SeaDataNet

SeaDataNet est un système standardisé d’archivage des données qui permet de compiler de nombreuses data collectées depuis les campagnes océanographiques ou les systèmes d’observation automatisés. Cette infrastructure, qui repose sur un réseau international, contribue ainsi au développement de la recherche d’excellence en Europe.

Mené de 2006 à 2015, les projets européens SeaDataNet ont impliqué des instituts de recherche et centres de données marines de 34 pays, du nord-est Atlantique et mers adjacentes, de l'Arctique à la Méditerranée et la mer Noire.

Contexte

La demande sociétale en matière de surveillance, prévision et impact de l’évolution climatique, ainsi qu’un certain nombre de d’activités comme la pêche, la pose des câbles de télécommunication et la prospection offshore, rendent vital l’accès à des données marines de qualité, en particulier de longues séries temporelles.

Les données des mers européennes sont produites par un système d’observation très fragmenté et hétérogène: campagnes de recherche sur les navires, sous-marins, avions et diverses autres plateformes autonomes, fixes ou dérivants ainsi que des satellites. Plusieurs centaines de paramètres physiques, géophysiques, géologiques, biologiques et chimiques sont ainsi couramment mesurés.

Fonctionnement

Les projets européens FP6-SeaDataNet et FP7-SeaDataNet II, coordonnés par l’Ifremer, ont mis en place une infrastructure pan-européenne d’archivage et de gestion des données pour normaliser, pérenniser et faciliter l’accès intégré aux données océanographiques mesurées par les pays bordant les mers européennes via un portail unique.

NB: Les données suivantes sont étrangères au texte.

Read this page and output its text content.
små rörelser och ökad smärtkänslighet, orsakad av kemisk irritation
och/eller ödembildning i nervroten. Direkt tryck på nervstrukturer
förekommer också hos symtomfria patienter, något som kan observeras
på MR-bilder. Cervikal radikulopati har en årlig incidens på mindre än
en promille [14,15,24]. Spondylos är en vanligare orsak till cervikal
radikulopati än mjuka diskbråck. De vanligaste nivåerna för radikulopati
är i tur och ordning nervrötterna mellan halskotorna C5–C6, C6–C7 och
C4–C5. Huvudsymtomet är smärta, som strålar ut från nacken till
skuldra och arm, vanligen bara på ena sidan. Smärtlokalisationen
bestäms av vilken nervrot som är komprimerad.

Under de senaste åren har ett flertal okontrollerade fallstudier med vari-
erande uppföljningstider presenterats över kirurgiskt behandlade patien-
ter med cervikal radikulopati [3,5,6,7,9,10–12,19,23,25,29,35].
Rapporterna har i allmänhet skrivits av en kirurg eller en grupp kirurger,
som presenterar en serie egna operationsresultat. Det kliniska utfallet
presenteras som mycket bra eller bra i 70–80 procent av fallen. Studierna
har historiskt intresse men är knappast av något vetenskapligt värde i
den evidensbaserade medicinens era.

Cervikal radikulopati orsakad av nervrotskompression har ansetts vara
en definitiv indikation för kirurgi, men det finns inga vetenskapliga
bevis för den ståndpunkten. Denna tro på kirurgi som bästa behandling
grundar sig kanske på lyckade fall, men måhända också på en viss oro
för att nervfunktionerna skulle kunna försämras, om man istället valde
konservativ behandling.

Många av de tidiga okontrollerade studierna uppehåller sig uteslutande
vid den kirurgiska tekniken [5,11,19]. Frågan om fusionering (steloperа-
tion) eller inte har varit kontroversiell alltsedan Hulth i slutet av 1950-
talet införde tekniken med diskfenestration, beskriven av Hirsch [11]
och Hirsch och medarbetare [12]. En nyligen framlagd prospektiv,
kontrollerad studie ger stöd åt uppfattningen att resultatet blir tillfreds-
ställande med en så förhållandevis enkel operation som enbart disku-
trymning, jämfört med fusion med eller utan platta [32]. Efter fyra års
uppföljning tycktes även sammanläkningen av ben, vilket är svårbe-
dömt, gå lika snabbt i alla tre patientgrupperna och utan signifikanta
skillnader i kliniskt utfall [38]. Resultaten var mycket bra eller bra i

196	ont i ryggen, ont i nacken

A cette fin, il a mis en réseau les structures existantes et notamment les Centres Nationaux de Données Océanographiques de 34 pays limitrophes.

Pendant la première phase du projet, SeaDataNet rassemblait ainsi 49 partenaires, coordonnés par l'Ifremer :

  • 40 plateformes transnationales de données marines, centres nationaux de données océanographiques et centres de données satellitaires,
  • 4 centres de modélisation scientifiques,
  • 3 organisations internationales,
  • deux organismes associés pour permettre l’élaboration de produits de données et assurer la conformité des normes et des procédures utilisées.

Le nombre de centres de données connectés et de données disponibles a ensuite doublé pendant la 2ème phase du projet, en passant à 102 centres connectés au système SeaDataNet.

Au total, près de 1,8 million de stations, séries temporelles ou trajectoires, collectées par plus de 500 laboratoires de recherche des pays limitrophes des mers européennes, sont décrites dans l’infrastructure, dont 87% accessibles sans restriction d’accès. Toutes les données sont traitées et décrites en utilisant des procédures, des logiciels et des vocabulaires communs créés par le projet afin de faciliter l’interopérabilité des différentes sources données. Elles sont diffusées à des formats standardisés définis par le projet.

Evolutions

L’infrastructure doit s’adapter de façon permanente aux nouvelles technologies pour rester compétitive. Par ailleurs, les méthodes de collecte de données changent également et produisent des volumes des données de plus en plus importants ainsi que de nouveaux types de données. Cela nécessite une adaptation permanente des systèmes. C’est pourquoi une troisième phase du projet est en route pour faire face à ces nouveaux défis. En mars 2016, le consortium SeaDataNet, associé au consortium technique EUDAT qui offre des services de calculs intensifs et des espaces de stockage de type cloud, a répondu à l’appel d’offre européen concernant les « Infrastructures de recherche avancées ».